In spite of our weaknesses Jesus still loves us
“He called out to them, Friends, haven’t you any fish? “No,” they answered. He said, “Throw your net on the right side of the boat and you will find some.” When they did, they were unable to haul the net in because of the large number of fish,” (John 21:5-6).
It was in the mind of Jesus that His disciples would feed His flock and tend His lambs. However, Simon Peter thought differently for he had said, “I am going afishing.” And the others said, “We are going with you also.” The Bible says, “they went out and immediately got into the boat and that night they caught nothing,” (John 21:3). Notice, the work of preaching suffered a setback due to their abandonment of Jesus’ assignment to them.
We must admit that it is possible in Peter’s mind, one can always go back to his known profession, when it seems the gospel does not make sense anymore. So, unknown to Peter, Jesus is what believers need for their lives to be meaningful. As Peter toiled with the rest of others in their fishing expedition that night, they caught nothing. Interestingly, at this hour of disappointment, Jesus appeared in their midst and urged them thus: “friends, haven’t you any fish? (John 21:6).
Nevertheless, one should have been disappointed at the attitude of Peter and those who went with him to fish. Rather than pursuing and consolidating the work of preaching the gospel, they went out of their way for material resources. Their action was not only condemnable, but also disappointing, as they abandoned the work entrusted to them. Naturally, one would have expected Jesus to overreact, but He chose to come to their level and says: “friends, haven’t you any fish? (John 21:6). What a compassionate leader! In spite of the disciples weaknesses, He still loves them and would want them to get things right. He was not harsh neither was He condemnatory nor judgmental. His choice of Words speaks volumes of His kind-heartedness. Can we still see leaders in this mould?

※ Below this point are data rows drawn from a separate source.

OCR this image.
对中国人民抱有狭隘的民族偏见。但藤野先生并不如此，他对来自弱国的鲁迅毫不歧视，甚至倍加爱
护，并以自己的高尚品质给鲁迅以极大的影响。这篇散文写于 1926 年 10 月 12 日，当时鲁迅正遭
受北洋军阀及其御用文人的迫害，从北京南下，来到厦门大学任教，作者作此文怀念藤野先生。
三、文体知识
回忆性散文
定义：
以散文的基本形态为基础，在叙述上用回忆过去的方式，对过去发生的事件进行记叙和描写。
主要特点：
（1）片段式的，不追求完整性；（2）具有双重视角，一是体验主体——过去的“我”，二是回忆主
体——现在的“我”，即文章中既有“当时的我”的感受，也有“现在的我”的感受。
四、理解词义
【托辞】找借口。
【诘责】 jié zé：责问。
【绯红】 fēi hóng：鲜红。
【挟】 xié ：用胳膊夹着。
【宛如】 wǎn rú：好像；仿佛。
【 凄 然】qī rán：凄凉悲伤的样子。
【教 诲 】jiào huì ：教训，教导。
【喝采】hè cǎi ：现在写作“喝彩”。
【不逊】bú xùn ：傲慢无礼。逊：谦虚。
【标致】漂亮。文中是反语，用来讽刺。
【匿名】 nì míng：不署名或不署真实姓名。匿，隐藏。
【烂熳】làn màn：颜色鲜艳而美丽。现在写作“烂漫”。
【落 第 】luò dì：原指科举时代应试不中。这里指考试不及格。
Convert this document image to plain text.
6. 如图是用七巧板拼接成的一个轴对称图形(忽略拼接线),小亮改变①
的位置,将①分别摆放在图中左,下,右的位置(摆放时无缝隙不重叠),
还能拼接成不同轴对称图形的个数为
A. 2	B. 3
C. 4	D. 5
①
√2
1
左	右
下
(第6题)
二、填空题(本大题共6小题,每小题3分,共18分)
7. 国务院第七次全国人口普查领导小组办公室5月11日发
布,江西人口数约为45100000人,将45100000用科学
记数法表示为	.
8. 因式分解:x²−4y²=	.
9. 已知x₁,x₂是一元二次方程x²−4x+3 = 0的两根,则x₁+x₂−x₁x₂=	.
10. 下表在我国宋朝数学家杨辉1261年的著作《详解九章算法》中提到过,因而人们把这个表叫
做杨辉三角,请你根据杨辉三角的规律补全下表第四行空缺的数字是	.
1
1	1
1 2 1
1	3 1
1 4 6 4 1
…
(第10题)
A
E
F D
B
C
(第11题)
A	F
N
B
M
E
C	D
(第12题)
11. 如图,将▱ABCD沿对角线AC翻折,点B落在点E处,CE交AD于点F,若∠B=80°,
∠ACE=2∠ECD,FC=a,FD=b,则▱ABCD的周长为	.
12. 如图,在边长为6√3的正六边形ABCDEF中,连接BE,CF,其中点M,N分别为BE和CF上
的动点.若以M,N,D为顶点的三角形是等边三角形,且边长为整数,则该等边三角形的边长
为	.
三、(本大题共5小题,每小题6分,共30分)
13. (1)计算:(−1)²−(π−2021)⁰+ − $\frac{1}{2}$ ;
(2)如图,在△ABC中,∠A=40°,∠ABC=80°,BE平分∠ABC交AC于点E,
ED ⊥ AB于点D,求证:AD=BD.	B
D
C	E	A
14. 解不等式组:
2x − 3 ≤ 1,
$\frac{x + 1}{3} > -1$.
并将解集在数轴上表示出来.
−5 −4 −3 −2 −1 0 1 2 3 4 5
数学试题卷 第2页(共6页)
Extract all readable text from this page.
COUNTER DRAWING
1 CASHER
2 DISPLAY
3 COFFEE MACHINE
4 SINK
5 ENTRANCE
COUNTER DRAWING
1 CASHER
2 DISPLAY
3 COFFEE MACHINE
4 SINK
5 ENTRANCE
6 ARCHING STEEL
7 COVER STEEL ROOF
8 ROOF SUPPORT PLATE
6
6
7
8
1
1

Incidentally, in the conversation that ensued between Peter and Jesus, we saw Jesus asking Peter three times: ‘Do you love me more than these?” (John 21: 15). Peter’s response betrayed his emotions: “Lord, you know I love you.” This was as if to say to Jesus “you know my weaknesses and my strength.” Yes, Jesus must have understood him and therefore, says “feed my sheep, tend my lambs.”
Understandably, in the Old Testament, David had the opportunity to waste the life of King Saul his antagonist, but he did not do so. He says: “Lord forbid that I should do this thing to my master, the Lord’s anointed, to stretch out my hand against him, seeing he is the anointed of the Lord,” (2 Samuel 24:6). He had the opportunity, but he refused to exercise it. When opportunity like this comes our way, how do we respond or react? Remember, David’s action was in tandem with scriptural demands “Do not be overcome by evil, but overcome evil with good,” (Rom. 12:21). This should be the attitude of a child of God, knowing someone’s weakness, yet, reaching out to him with love.
Therefore, as people of God, we need to re-evaluate our relationships and allow Jesus’ pattern of life to influence us, Who in spite of our weaknesses still loves us. Yes, Jesus says: “I have come that they may have life and that they may have it more abundantly,” (John 10:10).
Ven. Ernest Onuoha,
Rector, Ibru International Ecumenical Centre, Agbarha-Otor, Delta State.